Optional seats (when panel size grows)
- Tone/VoiceDNA seat: checks length + emoji pattern + directness vs DM voice rules.
- Spam/abuse seat: detects harassment loops and routes to block/report guidance.
- Contrarian seat: tries to misread the message and see if the draft fails.
Seat output format
{
"seat": "language",
"vote": "approve|request_changes|veto",
"severity": 0.0,
"reasons": ["..."],
"patches": [
{ "op": "replace_text", "path": "draft.text", "value": "..." }
]
}
Panel aggregation (deterministic)
- If any seat returns
veto→ panel decision becomesescalate_human(orurgent_escalate). - Else if any seat returns
request_changes→ apply patches (in order), re-run seats once. - Else → approve.
Panel decision record
{
"panel_version": "if.gov.panel/igdm/v1",
"trace_id": "uuid",
"panel_size": 5,
"seats": [ { "...": "..." } ],
"decision": "approve_draft|revise_draft|escalate_human|urgent_escalate",
"final_draft_text_sha256": "…",
"reason_summary": "short"
}
5) Escalation UX (how Sergio actually sees it)
Escalation record
{
"escalation_version": "igdm.escalation/v1",
"trace_id": "uuid",
"tier": "urgent|needs-human",
"reason_codes": ["self_harm_signal"],
"sender_id": "123",
"mid": "m_abc",
"time_cet": "2025-12-25T21:13:00+01:00",
"open_links": {
"instagram_thread": "https://www.instagram.com/direct/t/<conversation_id>/",
"fb_inbox": "https://business.facebook.com/latest/inbox/all/?asset_id=<page_id>"
}
}
Notification strategy (POC)
No paid services required:
- Show escalations in a logged-in dashboard on
emo-social.infrafabric.io. - Optional: email later (requires SMTP relay configured); not required for the POC.
6) IF.TTT trace + evidence bundles (provable without leaking)
Two-bundle approach (recommended)
- Private bundle (internal): includes raw message text, stored locally with strict permissions.

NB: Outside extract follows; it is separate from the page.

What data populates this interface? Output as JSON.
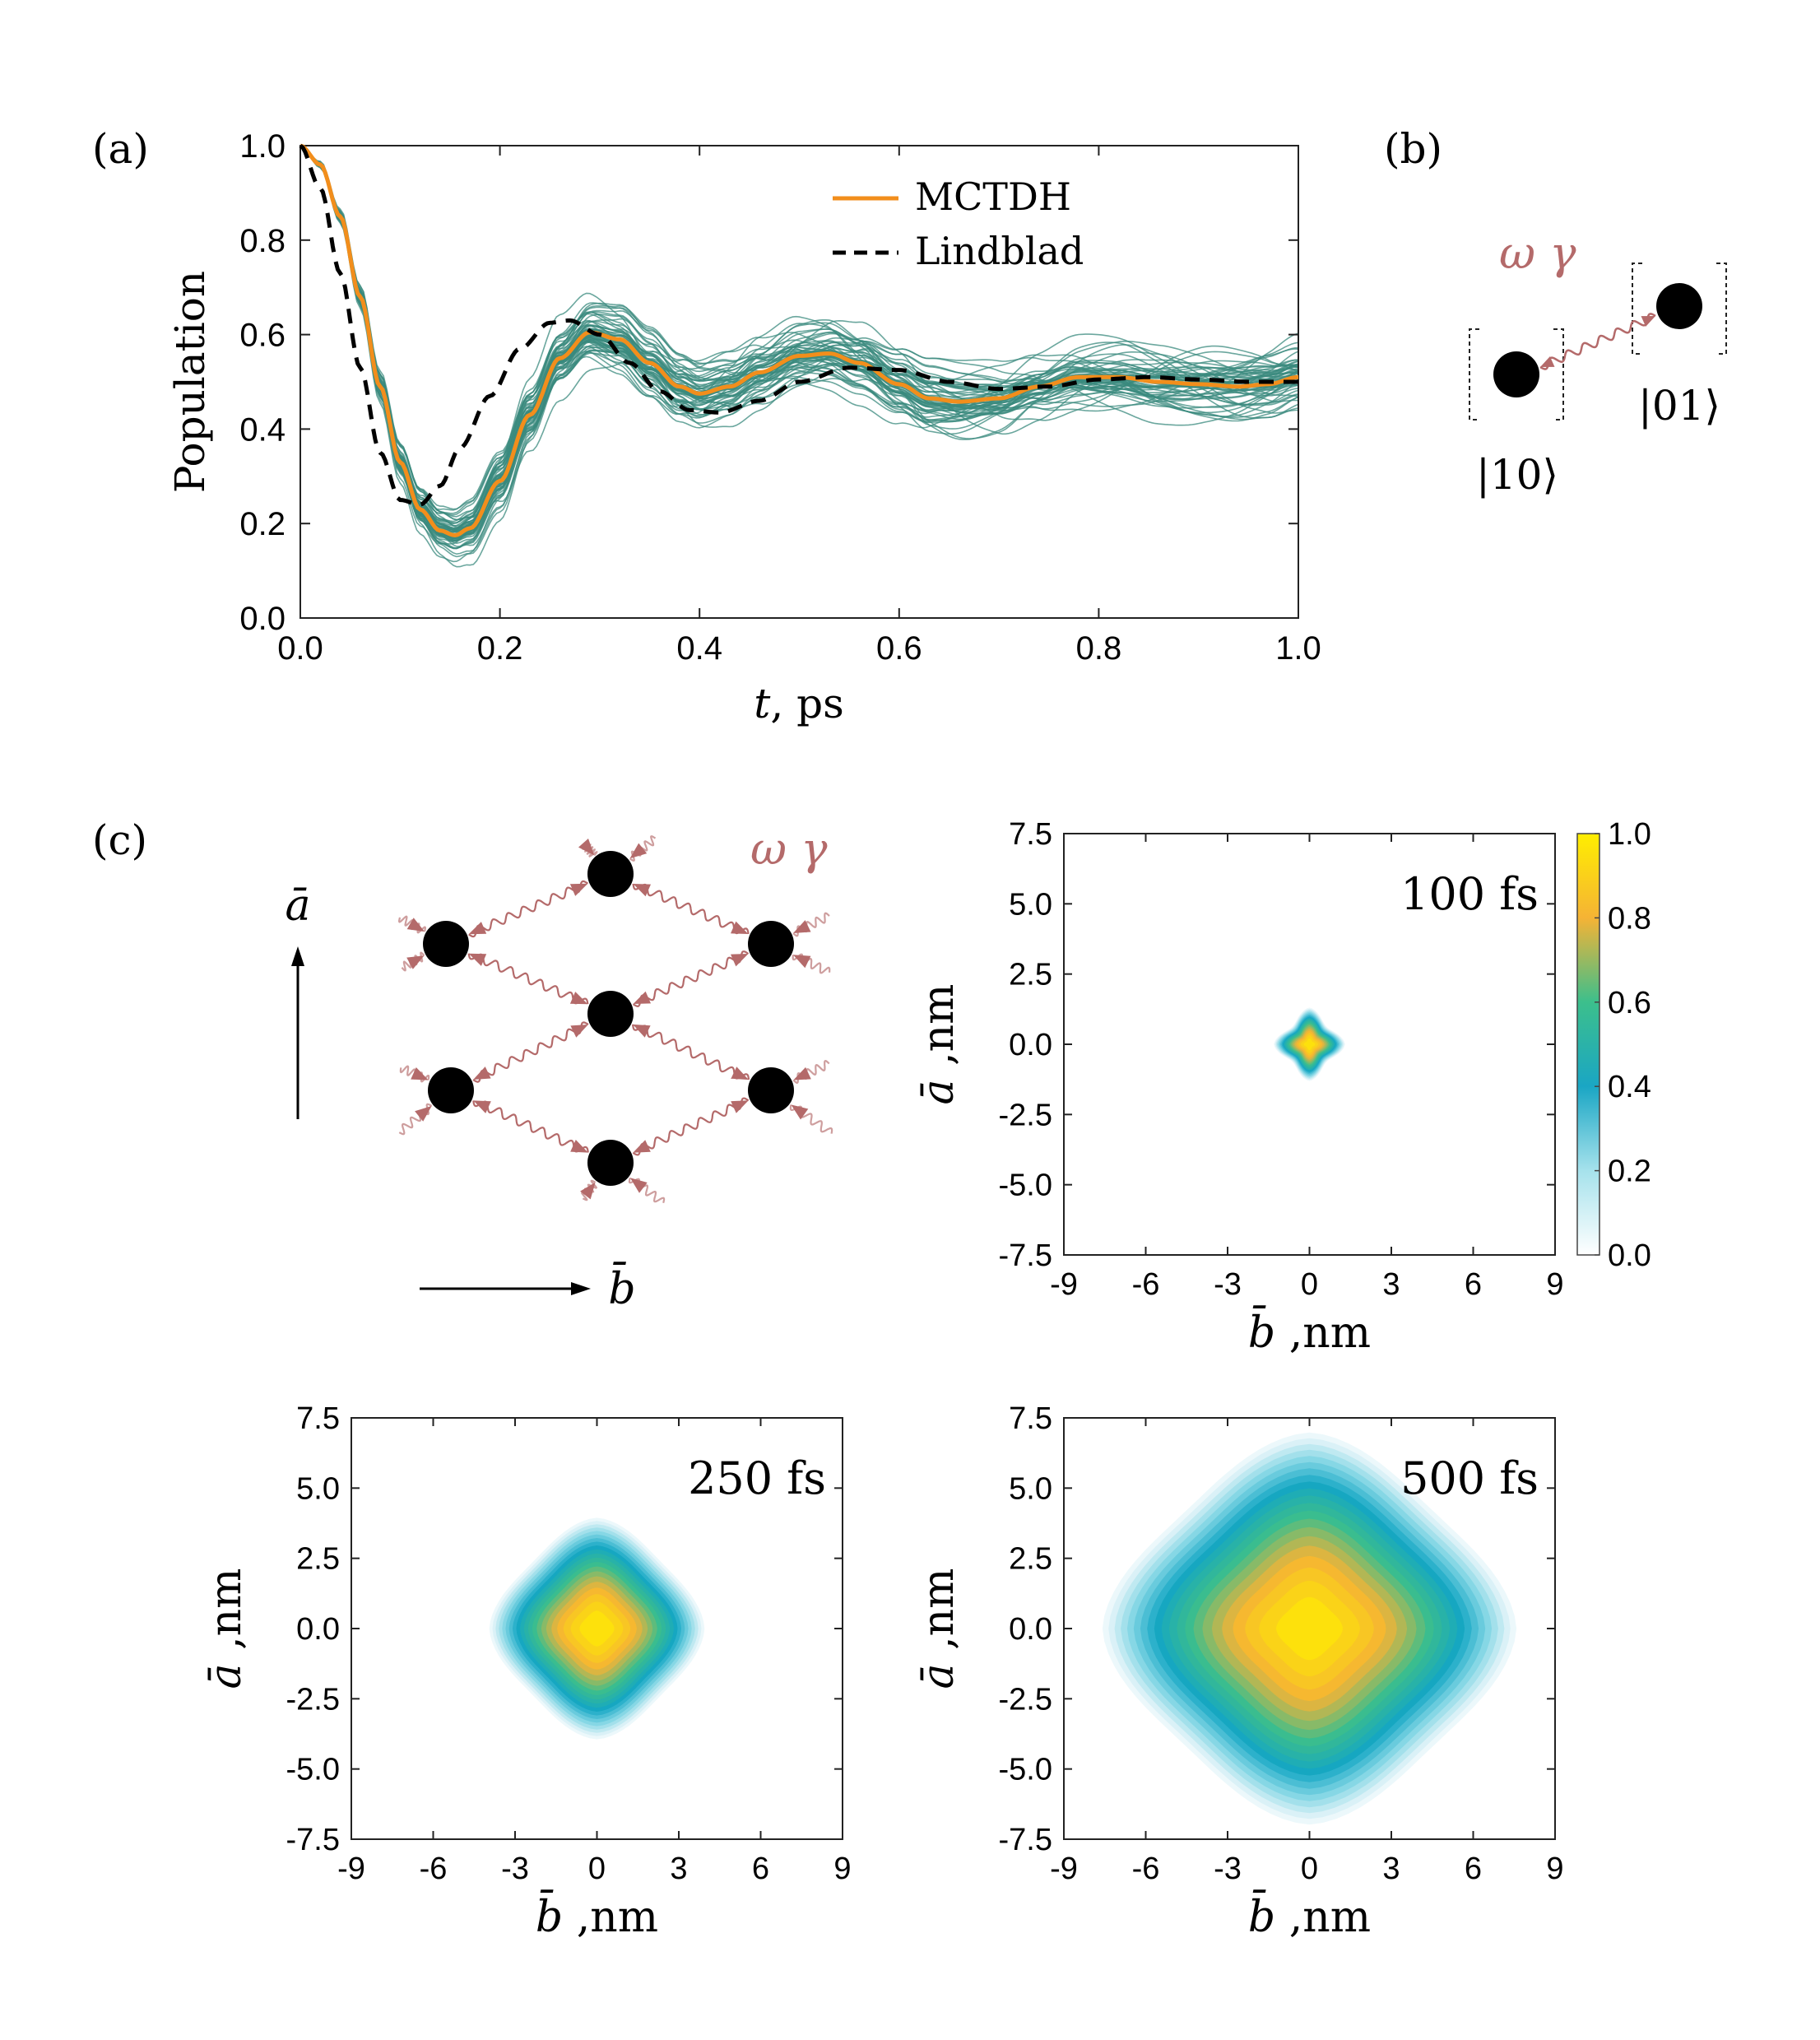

- Public bundle (shareable): contains hashes + redacted previews only.
Bundle contents (public)
bundle/
manifest.json
event.json
triage.json
draft.json
panel.json
escalation.json (only if escalated)
sha256sums.txt
signature_ed25519.txt
Minimum “public” fields
message_text_sha256(not raw)draft_text_sha256(not raw)- triage + panel decision + reason codes
- timestamps (UTC + CET)
This is enough to prove: “given these bytes (committed), these deterministic governance steps happened, and this decision was produced”.
7) Rollout plan (safe)
- Triage-only + escalation queue (no drafts yet).

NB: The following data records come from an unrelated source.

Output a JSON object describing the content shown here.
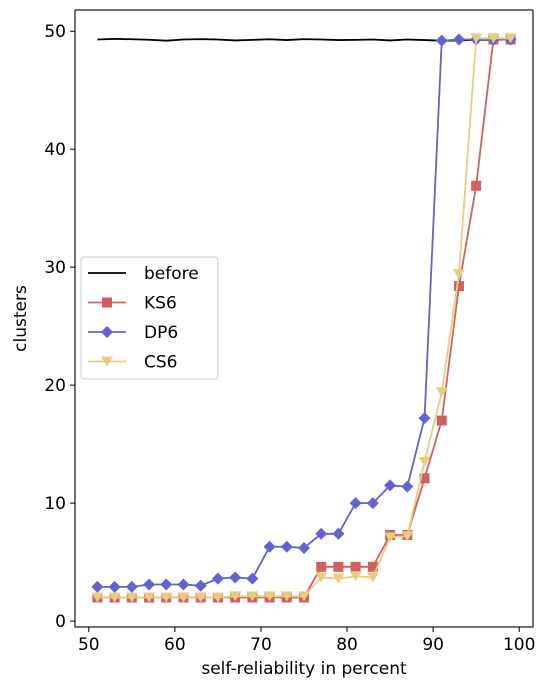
{
  "chart_data": {
    "type": "line",
    "xlabel": "self-reliability in percent",
    "ylabel": "clusters",
    "xlim": [
      48.4,
      101.6
    ],
    "ylim": [
      -0.5,
      51.8
    ],
    "xticks": [
      50,
      60,
      70,
      80,
      90,
      100
    ],
    "yticks": [
      0,
      10,
      20,
      30,
      40,
      50
    ],
    "grid": false,
    "legend_position": "center-left",
    "series": [
      {
        "name": "before",
        "color": "#000000",
        "marker": "none",
        "x": [
          51,
          53,
          55,
          57,
          59,
          61,
          63,
          65,
          67,
          69,
          71,
          73,
          75,
          77,
          79,
          81,
          83,
          85,
          87,
          89,
          91,
          93,
          95,
          97,
          99
        ],
        "y": [
          49.3,
          49.35,
          49.32,
          49.28,
          49.2,
          49.3,
          49.33,
          49.3,
          49.22,
          49.27,
          49.32,
          49.25,
          49.33,
          49.3,
          49.25,
          49.27,
          49.3,
          49.22,
          49.3,
          49.25,
          49.2,
          49.22,
          49.28,
          49.27,
          49.3
        ]
      },
      {
        "name": "KS6",
        "color": "#d06060",
        "marker": "square",
        "x": [
          51,
          53,
          55,
          57,
          59,
          61,
          63,
          65,
          67,
          69,
          71,
          73,
          75,
          77,
          79,
          81,
          83,
          85,
          87,
          89,
          91,
          93,
          95,
          97,
          99
        ],
        "y": [
          2.0,
          2.0,
          2.0,
          2.0,
          2.0,
          2.0,
          2.0,
          2.0,
          2.0,
          2.0,
          2.0,
          2.0,
          2.0,
          4.6,
          4.6,
          4.6,
          4.6,
          7.3,
          7.3,
          12.1,
          17.0,
          28.4,
          36.9,
          49.3,
          49.3
        ]
      },
      {
        "name": "DP6",
        "color": "#6262d0",
        "marker": "diamond",
        "x": [
          51,
          53,
          55,
          57,
          59,
          61,
          63,
          65,
          67,
          69,
          71,
          73,
          75,
          77,
          79,
          81,
          83,
          85,
          87,
          89,
          91,
          93,
          95,
          97,
          99
        ],
        "y": [
          2.9,
          2.9,
          2.9,
          3.1,
          3.1,
          3.1,
          3.0,
          3.6,
          3.7,
          3.6,
          6.3,
          6.3,
          6.2,
          7.4,
          7.4,
          10.0,
          10.0,
          11.5,
          11.4,
          17.2,
          49.2,
          49.3,
          49.3,
          49.3,
          49.3
        ]
      },
      {
        "name": "CS6",
        "color": "#e8cc80",
        "marker": "triangle-down",
        "x": [
          51,
          53,
          55,
          57,
          59,
          61,
          63,
          65,
          67,
          69,
          71,
          73,
          75,
          77,
          79,
          81,
          83,
          85,
          87,
          89,
          91,
          93,
          95,
          97,
          99
        ],
        "y": [
          2.0,
          2.0,
          2.0,
          2.0,
          2.0,
          2.0,
          2.0,
          2.0,
          2.1,
          2.1,
          2.1,
          2.1,
          2.1,
          3.7,
          3.6,
          3.8,
          3.7,
          7.1,
          7.2,
          13.5,
          19.4,
          29.4,
          49.4,
          49.4,
          49.4
        ]
      }
    ]
  }
}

- Draft-only templates for Top 20 intents (no sending).
- Add simulated IF.GOV.PANEL seats and store panel decisions.
- Emit IF.TTT bundles for each event (public + private).
- Add comparison table:
draftvsactual sent(manual) to measure quality. - Only after measured success: consider limited auto-send for low-risk intents, with a kill switch.